Security of Electronic Medical Records
Ana Ferreira (University of Kent, UK & University of Porto, Portugal), Ricardo Cruz-Correia (CINTESIS, Portugal & University of Porto, Portugal), Luís Antunes (LIACC, University of Porto, Portugal) and David Chadwick (University of Kent, UK)
Copyright: © 2009
This chapter reports the authors’ experiences regarding security of the electronic medical record (EMR). Although the EMR objectives are to support shared care and healthcare professionals’ workflow, there are some barriers that prevent its successful use. These barriers comprise not only costs, regarding resources and time, but also patient / health professional relations, ICT (information and communication technologies) education as well as security issues. It is very difficult to evaluate EMR systems; however some studies already made show problems regarding usability and proper healthcare workflow modeling. Legislation to guide the protection of health information systems is also very difficult to implement in practice. This chapter shows that access control, as a part of an EMR, can be a key to minimize some of its barriers, if the means to design, develop and evaluate access control are closer to users’ needs and workflow complexity.
Key Terms in this Chapter
EMR: Electronic medical record (EMR) is a medical record in digital format. A Medical record is a systematic documentation of a patient’s medical history and care. The term ‘Medical record’ is used both for the physical folder for each individual patient and for the body of information which comprises the total of each patient’s health history. Although medical records are traditionally compiled and stored by health care providers, personal health records maintained by individual patients have become more popular in recent years.
Access Control: Set of security features that control how users and systems communicate and interact with other systems and resources. They protect systems and resources from unauthorized access and can be a component that participates in defining the level of authorisation after an authentication is successful. Access control is extremely important because is one of the 1st lines of defence used to fight against unauthorized access to systems and network resources. Shon Harris, CISSP. All in one CISSP Certification. MCGrawHill, Osbourne, 2003.

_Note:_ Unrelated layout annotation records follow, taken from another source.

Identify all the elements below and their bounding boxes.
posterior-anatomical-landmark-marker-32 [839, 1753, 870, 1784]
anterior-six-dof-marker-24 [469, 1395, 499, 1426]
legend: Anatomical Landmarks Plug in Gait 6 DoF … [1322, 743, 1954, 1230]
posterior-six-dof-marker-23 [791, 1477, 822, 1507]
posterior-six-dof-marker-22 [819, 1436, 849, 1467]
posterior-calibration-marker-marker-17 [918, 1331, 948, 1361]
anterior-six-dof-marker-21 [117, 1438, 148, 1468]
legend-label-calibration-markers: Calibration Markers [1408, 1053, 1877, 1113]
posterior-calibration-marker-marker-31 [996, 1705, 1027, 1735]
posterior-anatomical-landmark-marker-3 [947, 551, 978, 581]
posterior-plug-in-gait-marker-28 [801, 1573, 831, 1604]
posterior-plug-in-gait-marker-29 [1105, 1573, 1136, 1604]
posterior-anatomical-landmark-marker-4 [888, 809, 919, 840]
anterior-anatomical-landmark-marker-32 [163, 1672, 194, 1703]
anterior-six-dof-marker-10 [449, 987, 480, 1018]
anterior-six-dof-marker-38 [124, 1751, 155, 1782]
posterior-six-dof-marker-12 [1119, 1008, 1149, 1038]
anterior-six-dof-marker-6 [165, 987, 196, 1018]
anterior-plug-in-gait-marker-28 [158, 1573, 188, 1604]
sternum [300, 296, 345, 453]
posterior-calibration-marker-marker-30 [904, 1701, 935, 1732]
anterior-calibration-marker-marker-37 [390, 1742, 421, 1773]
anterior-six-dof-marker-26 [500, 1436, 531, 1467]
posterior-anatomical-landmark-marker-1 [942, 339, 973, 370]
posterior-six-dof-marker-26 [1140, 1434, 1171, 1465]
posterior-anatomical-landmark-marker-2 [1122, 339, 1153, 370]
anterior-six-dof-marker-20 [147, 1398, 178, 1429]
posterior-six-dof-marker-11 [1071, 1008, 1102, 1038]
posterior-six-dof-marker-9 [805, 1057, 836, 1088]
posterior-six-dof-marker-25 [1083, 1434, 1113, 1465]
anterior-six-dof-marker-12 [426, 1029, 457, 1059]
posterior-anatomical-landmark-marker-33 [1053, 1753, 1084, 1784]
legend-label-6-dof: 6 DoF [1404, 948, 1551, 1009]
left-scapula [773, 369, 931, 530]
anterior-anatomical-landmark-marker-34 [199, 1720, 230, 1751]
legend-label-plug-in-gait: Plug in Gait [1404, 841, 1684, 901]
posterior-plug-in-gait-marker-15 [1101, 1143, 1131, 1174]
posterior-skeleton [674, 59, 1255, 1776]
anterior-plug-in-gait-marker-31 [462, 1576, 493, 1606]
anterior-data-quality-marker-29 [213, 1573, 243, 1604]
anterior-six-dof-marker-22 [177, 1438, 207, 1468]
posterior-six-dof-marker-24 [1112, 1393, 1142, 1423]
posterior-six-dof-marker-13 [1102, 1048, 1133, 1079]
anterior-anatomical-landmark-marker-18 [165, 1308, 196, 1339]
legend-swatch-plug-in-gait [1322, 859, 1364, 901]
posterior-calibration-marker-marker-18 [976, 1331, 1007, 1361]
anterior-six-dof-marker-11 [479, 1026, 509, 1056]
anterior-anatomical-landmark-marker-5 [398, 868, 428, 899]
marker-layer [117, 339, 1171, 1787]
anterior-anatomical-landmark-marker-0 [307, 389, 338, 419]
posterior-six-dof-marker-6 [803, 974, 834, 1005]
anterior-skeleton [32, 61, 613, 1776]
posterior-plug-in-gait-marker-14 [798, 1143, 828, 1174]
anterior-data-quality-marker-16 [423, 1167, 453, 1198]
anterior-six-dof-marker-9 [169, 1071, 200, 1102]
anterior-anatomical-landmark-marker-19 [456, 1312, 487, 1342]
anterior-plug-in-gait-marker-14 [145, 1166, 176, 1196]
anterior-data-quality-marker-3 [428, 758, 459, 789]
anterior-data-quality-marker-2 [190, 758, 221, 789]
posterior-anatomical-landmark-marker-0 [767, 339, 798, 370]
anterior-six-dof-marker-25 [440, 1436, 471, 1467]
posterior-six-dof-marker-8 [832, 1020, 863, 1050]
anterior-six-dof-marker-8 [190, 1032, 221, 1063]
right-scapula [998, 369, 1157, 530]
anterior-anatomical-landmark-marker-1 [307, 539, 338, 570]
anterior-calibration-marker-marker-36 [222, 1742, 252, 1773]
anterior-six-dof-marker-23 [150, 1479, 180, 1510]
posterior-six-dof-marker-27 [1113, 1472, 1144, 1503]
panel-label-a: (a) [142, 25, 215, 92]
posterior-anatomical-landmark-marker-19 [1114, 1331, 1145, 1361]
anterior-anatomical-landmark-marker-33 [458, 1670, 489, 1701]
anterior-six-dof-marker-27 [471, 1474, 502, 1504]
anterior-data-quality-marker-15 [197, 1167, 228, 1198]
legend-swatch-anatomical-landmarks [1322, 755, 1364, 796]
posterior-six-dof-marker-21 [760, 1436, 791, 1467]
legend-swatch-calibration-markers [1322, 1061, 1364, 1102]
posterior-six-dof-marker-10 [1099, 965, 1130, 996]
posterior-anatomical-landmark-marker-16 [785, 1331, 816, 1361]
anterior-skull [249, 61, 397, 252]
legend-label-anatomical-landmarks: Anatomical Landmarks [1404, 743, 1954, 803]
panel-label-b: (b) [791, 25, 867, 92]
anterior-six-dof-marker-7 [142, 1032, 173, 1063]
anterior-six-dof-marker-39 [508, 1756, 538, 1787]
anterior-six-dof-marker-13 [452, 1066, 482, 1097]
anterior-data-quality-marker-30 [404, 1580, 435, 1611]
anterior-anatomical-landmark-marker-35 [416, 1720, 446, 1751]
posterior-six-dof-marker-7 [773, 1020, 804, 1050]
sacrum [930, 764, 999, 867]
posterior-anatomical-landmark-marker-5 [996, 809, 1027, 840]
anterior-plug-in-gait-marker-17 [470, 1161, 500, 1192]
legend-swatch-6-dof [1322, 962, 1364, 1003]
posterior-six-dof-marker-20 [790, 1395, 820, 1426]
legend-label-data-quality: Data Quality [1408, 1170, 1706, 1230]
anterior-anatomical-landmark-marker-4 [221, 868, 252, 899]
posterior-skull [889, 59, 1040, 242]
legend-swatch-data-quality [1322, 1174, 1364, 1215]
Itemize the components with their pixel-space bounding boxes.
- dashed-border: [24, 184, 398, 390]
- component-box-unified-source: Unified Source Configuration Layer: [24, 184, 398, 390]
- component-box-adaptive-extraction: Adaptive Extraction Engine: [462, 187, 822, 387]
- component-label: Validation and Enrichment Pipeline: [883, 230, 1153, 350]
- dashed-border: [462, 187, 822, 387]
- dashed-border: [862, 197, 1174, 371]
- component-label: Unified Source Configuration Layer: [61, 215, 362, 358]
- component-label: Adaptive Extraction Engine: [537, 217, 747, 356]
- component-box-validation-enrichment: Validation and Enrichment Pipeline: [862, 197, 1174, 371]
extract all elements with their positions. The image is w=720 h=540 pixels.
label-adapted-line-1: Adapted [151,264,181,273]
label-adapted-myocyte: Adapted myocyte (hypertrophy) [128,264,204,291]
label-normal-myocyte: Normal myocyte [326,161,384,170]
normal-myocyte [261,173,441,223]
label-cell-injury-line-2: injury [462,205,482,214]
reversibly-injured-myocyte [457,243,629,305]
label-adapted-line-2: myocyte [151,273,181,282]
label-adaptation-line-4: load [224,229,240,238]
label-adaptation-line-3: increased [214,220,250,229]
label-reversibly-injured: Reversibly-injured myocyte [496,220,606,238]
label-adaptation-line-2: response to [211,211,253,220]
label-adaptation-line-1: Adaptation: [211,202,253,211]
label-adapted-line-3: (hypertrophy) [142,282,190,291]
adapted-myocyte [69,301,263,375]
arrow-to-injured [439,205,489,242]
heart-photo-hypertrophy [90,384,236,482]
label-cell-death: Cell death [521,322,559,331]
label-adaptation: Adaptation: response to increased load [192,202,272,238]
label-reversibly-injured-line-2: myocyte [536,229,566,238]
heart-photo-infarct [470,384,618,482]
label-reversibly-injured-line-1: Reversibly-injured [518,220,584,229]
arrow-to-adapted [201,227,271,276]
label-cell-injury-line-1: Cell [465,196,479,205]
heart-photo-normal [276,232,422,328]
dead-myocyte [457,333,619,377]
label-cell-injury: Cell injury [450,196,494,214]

Information Security: Is the process of protecting data from unauthorized access, use, disclosure, destruction, modification, or disruption. This means protecting the confidentiality, integrity and availability of data regardless of the form the data may take: electronic, print, or other forms.
Medical Informatics: The rapidly developing scientific field that deals with biomedical information, data, and knowledge - their storage, retrieval, and optimal use for problem solving and decision making. The emergence of this new discipline has been attributed to “advances in computing and communications technology, to an increasing awareness that the knowledge base of medicine is essentially unmanageable by traditional paper-based methods, and to a growing conviction that the process of informed decision making is as important to modern biomedicine as is the collection of facts on which clinical decisions or research plans are made.” Edward Shortliffe, M.D., Ph.D. What is medical informatics? Stanford University, 1995.
IS: An information system (IS) is a system, automated or manual, that comprises people, machines, and/or methods organized to collect, process, transmit and disseminate data that represent user information.